Deployment and Evaluation Challenges

Multimodal LLMs face the same production pressures as text-only LLMs, but amplified. More input types mean more preprocessing, larger payloads, and more failure modes.

In Daniel’s search episode, the multimodal embedding pipeline must handle the vector compute problem twice: once for ingestion (batch-embedding documents and images) and once for query handling (fast embedding of the user query). At 30:22, he describes these as two instances of the same vector compute problem, with different latency requirements. Ingestion can be batched, but query handling must be fast, and both must be consistent because they land in the same vector space.

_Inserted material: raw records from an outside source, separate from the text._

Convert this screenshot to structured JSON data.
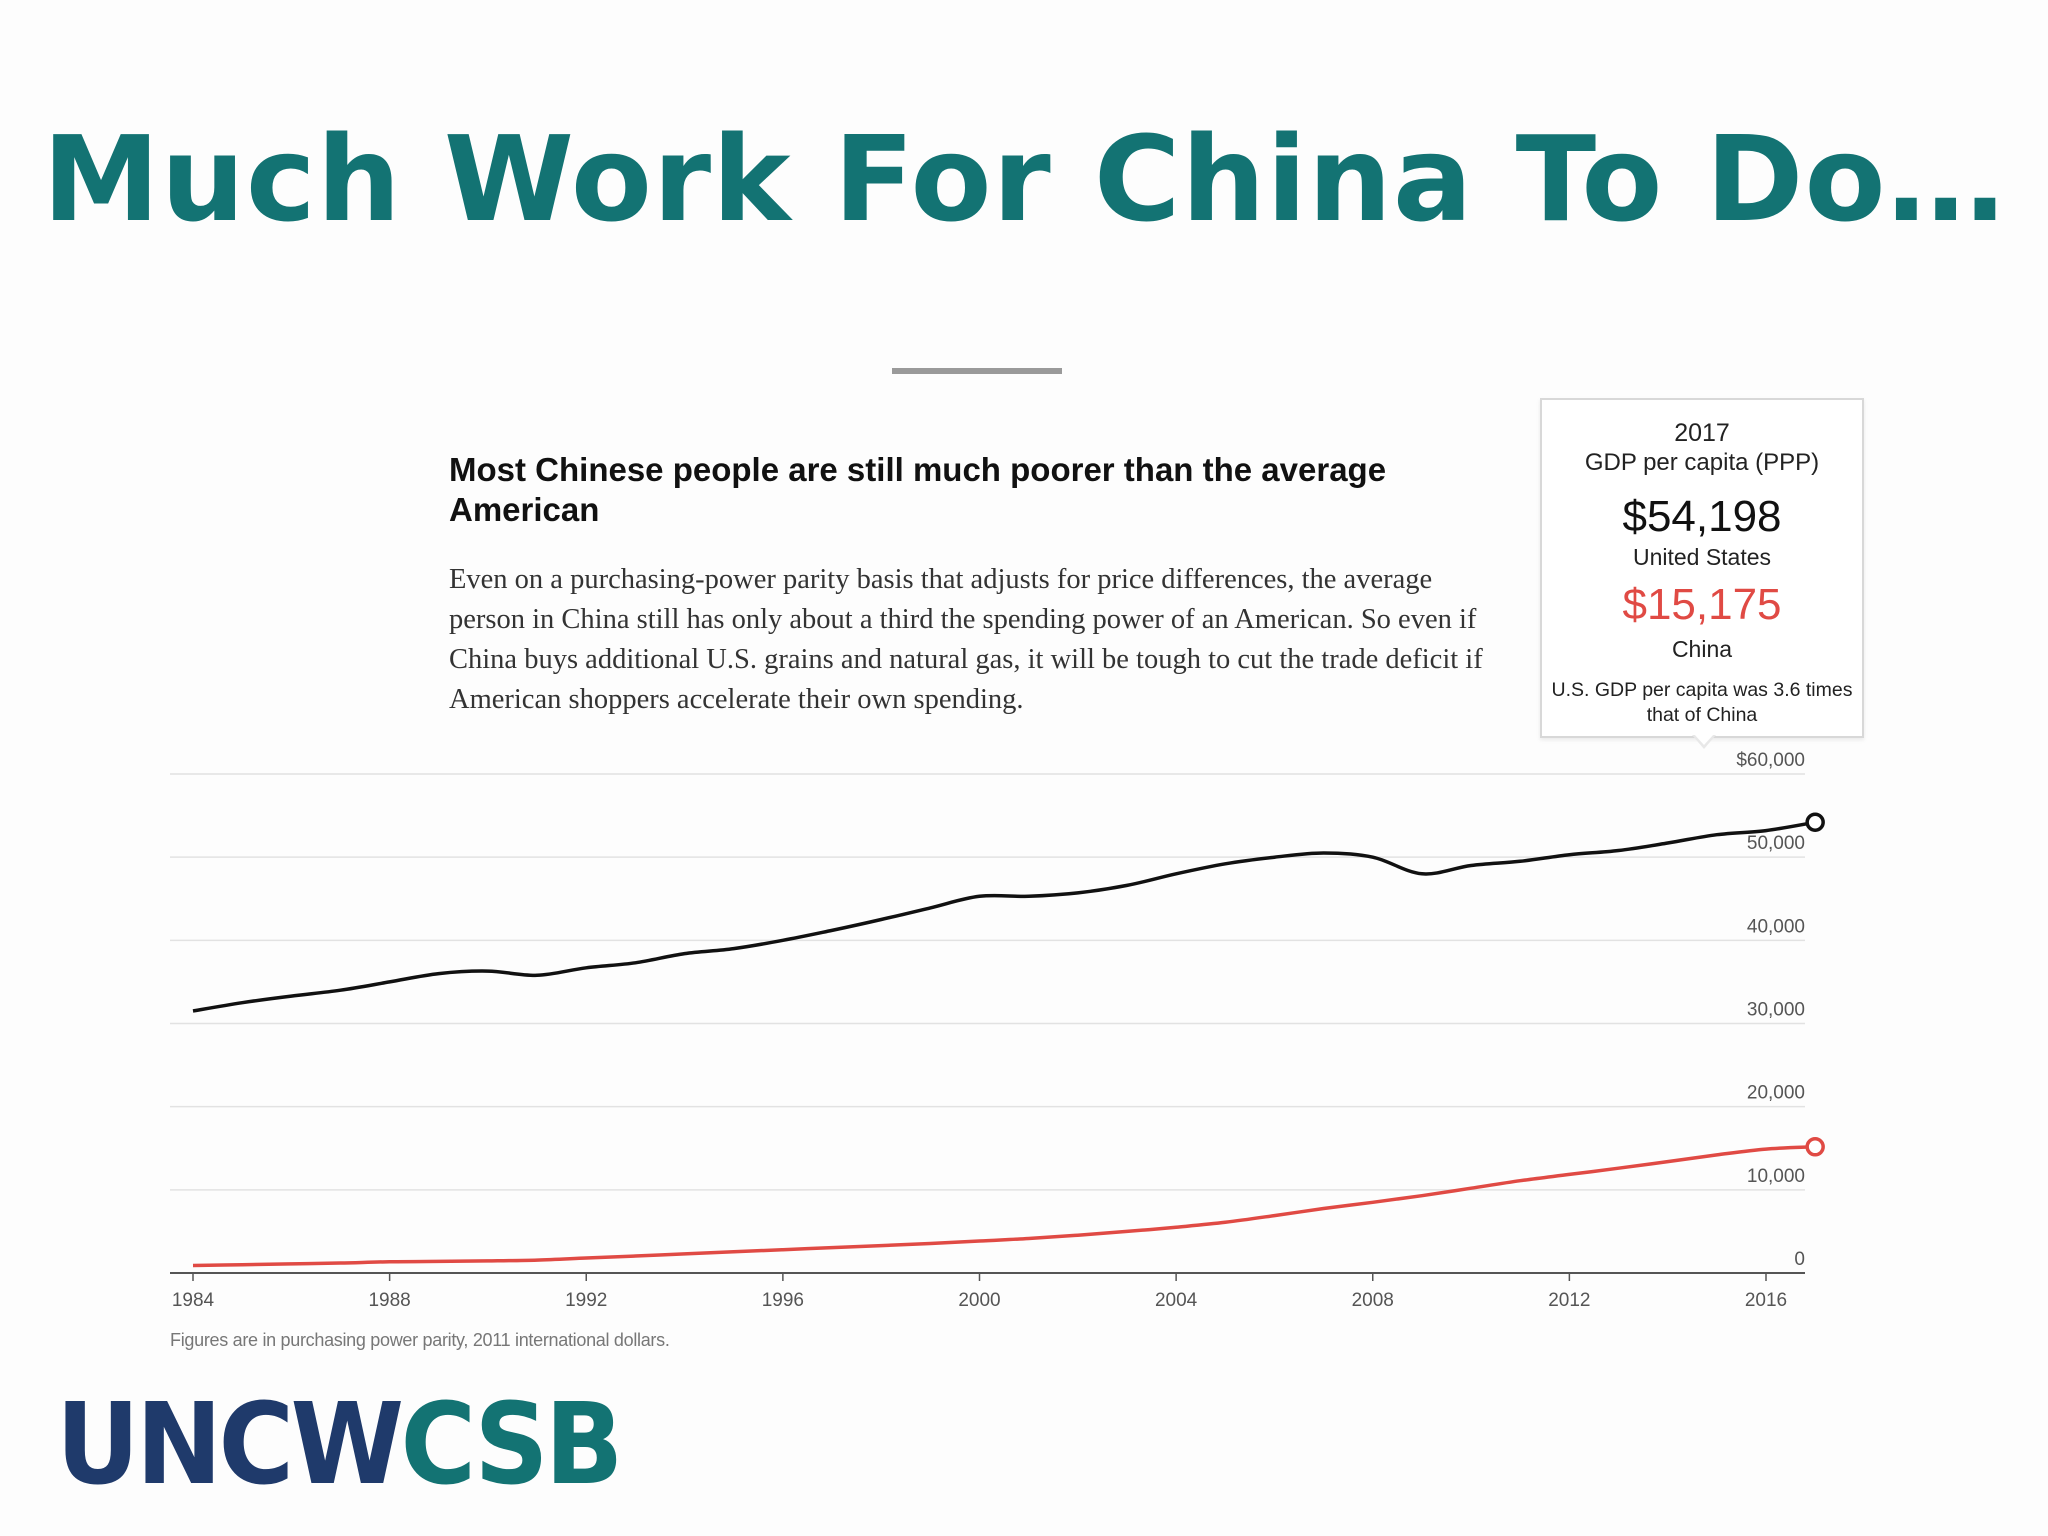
{
  "slide": {
    "title": "Much Work For China To Do…"
  },
  "chart_heading": "Most Chinese people are still much poorer than the average American",
  "chart_body": "Even on a purchasing-power parity basis that adjusts for price differences, the average person in China still has only about a third the spending power of an American. So even if China buys additional U.S. grains and natural gas, it will be tough to cut the trade deficit if American shoppers accelerate their own spending.",
  "tooltip": {
    "year": "2017",
    "metric": "GDP per capita (PPP)",
    "us_value": "$54,198",
    "us_label": "United States",
    "china_value": "$15,175",
    "china_label": "China",
    "note": "U.S. GDP per capita was 3.6 times that of China"
  },
  "footnote": "Figures are in purchasing power parity, 2011 international dollars.",
  "logo": {
    "part1": "UNCW",
    "part2": "CSB"
  },
  "colors": {
    "title": "#137373",
    "us_series": "#111111",
    "china_series": "#e04a44",
    "logo_navy": "#1f3a6b",
    "logo_teal": "#137373"
  },
  "chart_data": {
    "type": "line",
    "ylim": [
      0,
      60000
    ],
    "xlim": [
      1984,
      2017
    ],
    "yticks": [
      {
        "value": 60000,
        "label": "$60,000"
      },
      {
        "value": 50000,
        "label": "50,000"
      },
      {
        "value": 40000,
        "label": "40,000"
      },
      {
        "value": 30000,
        "label": "30,000"
      },
      {
        "value": 20000,
        "label": "20,000"
      },
      {
        "value": 10000,
        "label": "10,000"
      },
      {
        "value": 0,
        "label": "0"
      }
    ],
    "xticks": [
      {
        "value": 1984,
        "label": "1984"
      },
      {
        "value": 1988,
        "label": "1988"
      },
      {
        "value": 1992,
        "label": "1992"
      },
      {
        "value": 1996,
        "label": "1996"
      },
      {
        "value": 2000,
        "label": "2000"
      },
      {
        "value": 2004,
        "label": "2004"
      },
      {
        "value": 2008,
        "label": "2008"
      },
      {
        "value": 2012,
        "label": "2012"
      },
      {
        "value": 2016,
        "label": "2016"
      }
    ],
    "grid": true,
    "series": [
      {
        "key": "us",
        "x": [
          1984,
          1985,
          1986,
          1987,
          1988,
          1989,
          1990,
          1991,
          1992,
          1993,
          1994,
          1995,
          1996,
          1997,
          1998,
          1999,
          2000,
          2001,
          2002,
          2003,
          2004,
          2005,
          2006,
          2007,
          2008,
          2009,
          2010,
          2011,
          2012,
          2013,
          2014,
          2015,
          2016,
          2017
        ],
        "y": [
          31500,
          32500,
          33300,
          34000,
          35000,
          36000,
          36300,
          35800,
          36700,
          37300,
          38400,
          39000,
          40000,
          41200,
          42500,
          43900,
          45300,
          45300,
          45700,
          46600,
          48000,
          49200,
          50000,
          50500,
          50000,
          48000,
          49000,
          49500,
          50300,
          50800,
          51700,
          52700,
          53200,
          54198
        ]
      },
      {
        "key": "china",
        "x": [
          1984,
          1985,
          1986,
          1987,
          1988,
          1989,
          1990,
          1991,
          1992,
          1993,
          1994,
          1995,
          1996,
          1997,
          1998,
          1999,
          2000,
          2001,
          2002,
          2003,
          2004,
          2005,
          2006,
          2007,
          2008,
          2009,
          2010,
          2011,
          2012,
          2013,
          2014,
          2015,
          2016,
          2017
        ],
        "y": [
          900,
          1000,
          1100,
          1200,
          1350,
          1400,
          1450,
          1550,
          1800,
          2050,
          2300,
          2550,
          2800,
          3050,
          3300,
          3550,
          3850,
          4150,
          4550,
          5000,
          5500,
          6100,
          6900,
          7750,
          8500,
          9300,
          10200,
          11100,
          11850,
          12600,
          13400,
          14200,
          14900,
          15175
        ]
      }
    ]
  }
}
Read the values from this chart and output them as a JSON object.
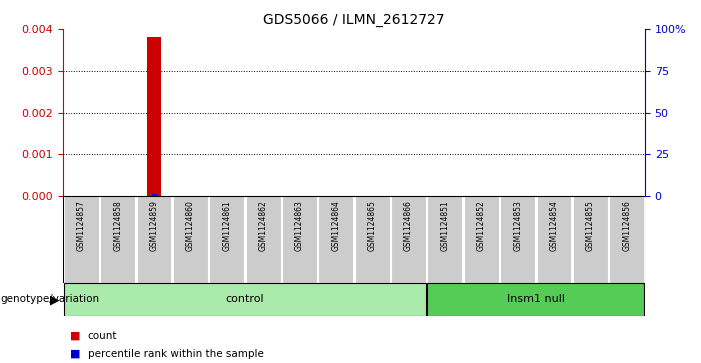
{
  "title": "GDS5066 / ILMN_2612727",
  "samples": [
    "GSM1124857",
    "GSM1124858",
    "GSM1124859",
    "GSM1124860",
    "GSM1124861",
    "GSM1124862",
    "GSM1124863",
    "GSM1124864",
    "GSM1124865",
    "GSM1124866",
    "GSM1124851",
    "GSM1124852",
    "GSM1124853",
    "GSM1124854",
    "GSM1124855",
    "GSM1124856"
  ],
  "count_values": [
    0,
    0,
    0.0038,
    0,
    0,
    0,
    0,
    0,
    0,
    0,
    0,
    0,
    0,
    0,
    0,
    0
  ],
  "percentile_values": [
    0,
    0,
    1,
    0,
    0,
    0,
    0,
    0,
    0,
    0,
    0,
    0,
    0,
    0,
    0,
    0
  ],
  "groups": [
    {
      "label": "control",
      "start": 0,
      "end": 10,
      "color": "#AAEAAA"
    },
    {
      "label": "Insm1 null",
      "start": 10,
      "end": 16,
      "color": "#55CC55"
    }
  ],
  "left_ylim": [
    0,
    0.004
  ],
  "right_ylim": [
    0,
    100
  ],
  "left_yticks": [
    0,
    0.001,
    0.002,
    0.003,
    0.004
  ],
  "right_yticks": [
    0,
    25,
    50,
    75,
    100
  ],
  "right_yticklabels": [
    "0",
    "25",
    "50",
    "75",
    "100%"
  ],
  "bar_color_red": "#CC0000",
  "bar_color_blue": "#0000CC",
  "tick_label_color_left": "#CC0000",
  "tick_label_color_right": "#0000CC",
  "sample_bg_color": "#CCCCCC",
  "genotype_label": "genotype/variation",
  "legend_count_color": "#CC0000",
  "legend_percentile_color": "#0000CC",
  "highlight_sample_index": 2,
  "bar_width": 0.4
}
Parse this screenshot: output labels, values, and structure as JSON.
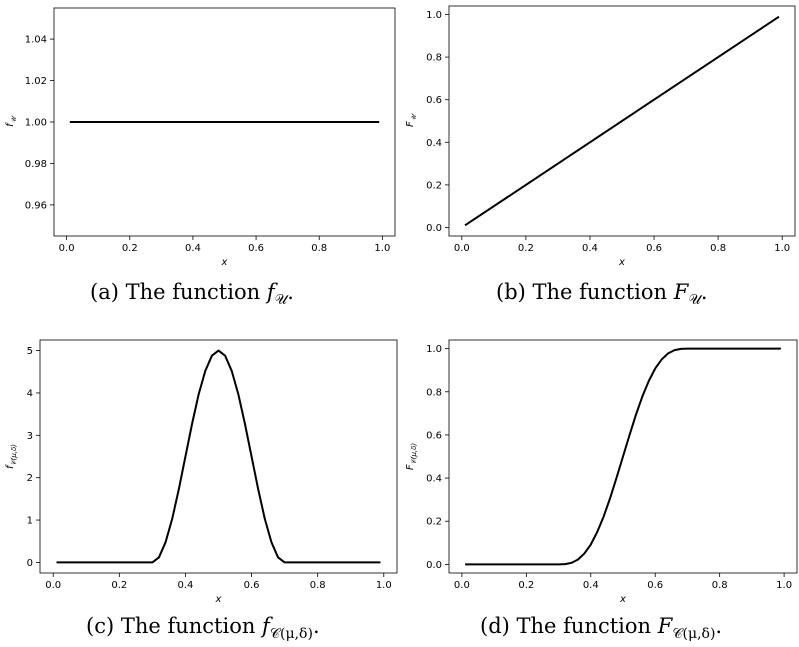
{
  "chart_data": [
    {
      "id": "a",
      "type": "line",
      "xlabel": "x",
      "ylabel_main": "f",
      "ylabel_sub": "𝒰",
      "xlim": [
        -0.04,
        1.04
      ],
      "ylim": [
        0.945,
        1.055
      ],
      "xticks": [
        0.0,
        0.2,
        0.4,
        0.6,
        0.8,
        1.0
      ],
      "xtick_labels": [
        "0.0",
        "0.2",
        "0.4",
        "0.6",
        "0.8",
        "1.0"
      ],
      "yticks": [
        0.96,
        0.98,
        1.0,
        1.02,
        1.04
      ],
      "ytick_labels": [
        "0.96",
        "0.98",
        "1.00",
        "1.02",
        "1.04"
      ],
      "series": [
        {
          "x": [
            0.01,
            0.99
          ],
          "y": [
            1.0,
            1.0
          ]
        }
      ],
      "caption": {
        "prefix": "(a) The function ",
        "sym": "f",
        "sub": "𝒰",
        "suffix": "."
      }
    },
    {
      "id": "b",
      "type": "line",
      "xlabel": "x",
      "ylabel_main": "F",
      "ylabel_sub": "𝒰",
      "xlim": [
        -0.04,
        1.04
      ],
      "ylim": [
        -0.04,
        1.04
      ],
      "xticks": [
        0.0,
        0.2,
        0.4,
        0.6,
        0.8,
        1.0
      ],
      "xtick_labels": [
        "0.0",
        "0.2",
        "0.4",
        "0.6",
        "0.8",
        "1.0"
      ],
      "yticks": [
        0.0,
        0.2,
        0.4,
        0.6,
        0.8,
        1.0
      ],
      "ytick_labels": [
        "0.0",
        "0.2",
        "0.4",
        "0.6",
        "0.8",
        "1.0"
      ],
      "series": [
        {
          "x": [
            0.01,
            0.99
          ],
          "y": [
            0.01,
            0.99
          ]
        }
      ],
      "caption": {
        "prefix": "(b) The function ",
        "sym": "F",
        "sub": "𝒰",
        "suffix": "."
      }
    },
    {
      "id": "c",
      "type": "line",
      "xlabel": "x",
      "ylabel_main": "f",
      "ylabel_sub": "𝒞(μ,δ)",
      "xlim": [
        -0.04,
        1.04
      ],
      "ylim": [
        -0.25,
        5.25
      ],
      "xticks": [
        0.0,
        0.2,
        0.4,
        0.6,
        0.8,
        1.0
      ],
      "xtick_labels": [
        "0.0",
        "0.2",
        "0.4",
        "0.6",
        "0.8",
        "1.0"
      ],
      "yticks": [
        0,
        1,
        2,
        3,
        4,
        5
      ],
      "ytick_labels": [
        "0",
        "1",
        "2",
        "3",
        "4",
        "5"
      ],
      "series": [
        {
          "x": [
            0.01,
            0.3,
            0.32,
            0.34,
            0.36,
            0.38,
            0.4,
            0.42,
            0.44,
            0.46,
            0.48,
            0.5,
            0.52,
            0.54,
            0.56,
            0.58,
            0.6,
            0.62,
            0.64,
            0.66,
            0.68,
            0.7,
            0.99
          ],
          "y": [
            0,
            0,
            0.12,
            0.48,
            1.03,
            1.73,
            2.5,
            3.27,
            3.97,
            4.52,
            4.88,
            5.0,
            4.88,
            4.52,
            3.97,
            3.27,
            2.5,
            1.73,
            1.03,
            0.48,
            0.12,
            0,
            0
          ]
        }
      ],
      "caption": {
        "prefix": "(c) The function ",
        "sym": "f",
        "sub": "𝒞(μ,δ)",
        "suffix": "."
      }
    },
    {
      "id": "d",
      "type": "line",
      "xlabel": "x",
      "ylabel_main": "F",
      "ylabel_sub": "𝒞(μ,δ)",
      "xlim": [
        -0.04,
        1.04
      ],
      "ylim": [
        -0.04,
        1.04
      ],
      "xticks": [
        0.0,
        0.2,
        0.4,
        0.6,
        0.8,
        1.0
      ],
      "xtick_labels": [
        "0.0",
        "0.2",
        "0.4",
        "0.6",
        "0.8",
        "1.0"
      ],
      "yticks": [
        0.0,
        0.2,
        0.4,
        0.6,
        0.8,
        1.0
      ],
      "ytick_labels": [
        "0.0",
        "0.2",
        "0.4",
        "0.6",
        "0.8",
        "1.0"
      ],
      "series": [
        {
          "x": [
            0.01,
            0.3,
            0.32,
            0.34,
            0.36,
            0.38,
            0.4,
            0.42,
            0.44,
            0.46,
            0.48,
            0.5,
            0.52,
            0.54,
            0.56,
            0.58,
            0.6,
            0.62,
            0.64,
            0.66,
            0.68,
            0.7,
            0.99
          ],
          "y": [
            0,
            0,
            0.001,
            0.007,
            0.022,
            0.05,
            0.092,
            0.15,
            0.222,
            0.307,
            0.402,
            0.5,
            0.598,
            0.693,
            0.778,
            0.85,
            0.908,
            0.95,
            0.978,
            0.993,
            0.999,
            1.0,
            1.0
          ]
        }
      ],
      "caption": {
        "prefix": "(d) The function ",
        "sym": "F",
        "sub": "𝒞(μ,δ)",
        "suffix": "."
      }
    }
  ]
}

Aishwarya’s autonomous driving context at 53:20 adds the real-time inference constraint. A vehicle cannot wait seconds for a multimodal model to process a scene. The model must be compressed, quantized, and optimized to run on on-vehicle hardware within milliseconds. These are model optimization and production challenges that apply to any multimodal system deployed under latency constraints.

For the search and retrieval side, Daniel’s episode at 34:00 covers hybrid search as the practical pattern for combining multimodal vector similarity with business constraints like recency, filters, and popularity. The system layers vector proximity with metadata constraints to produce results that satisfy both semantic relevance and product requirements.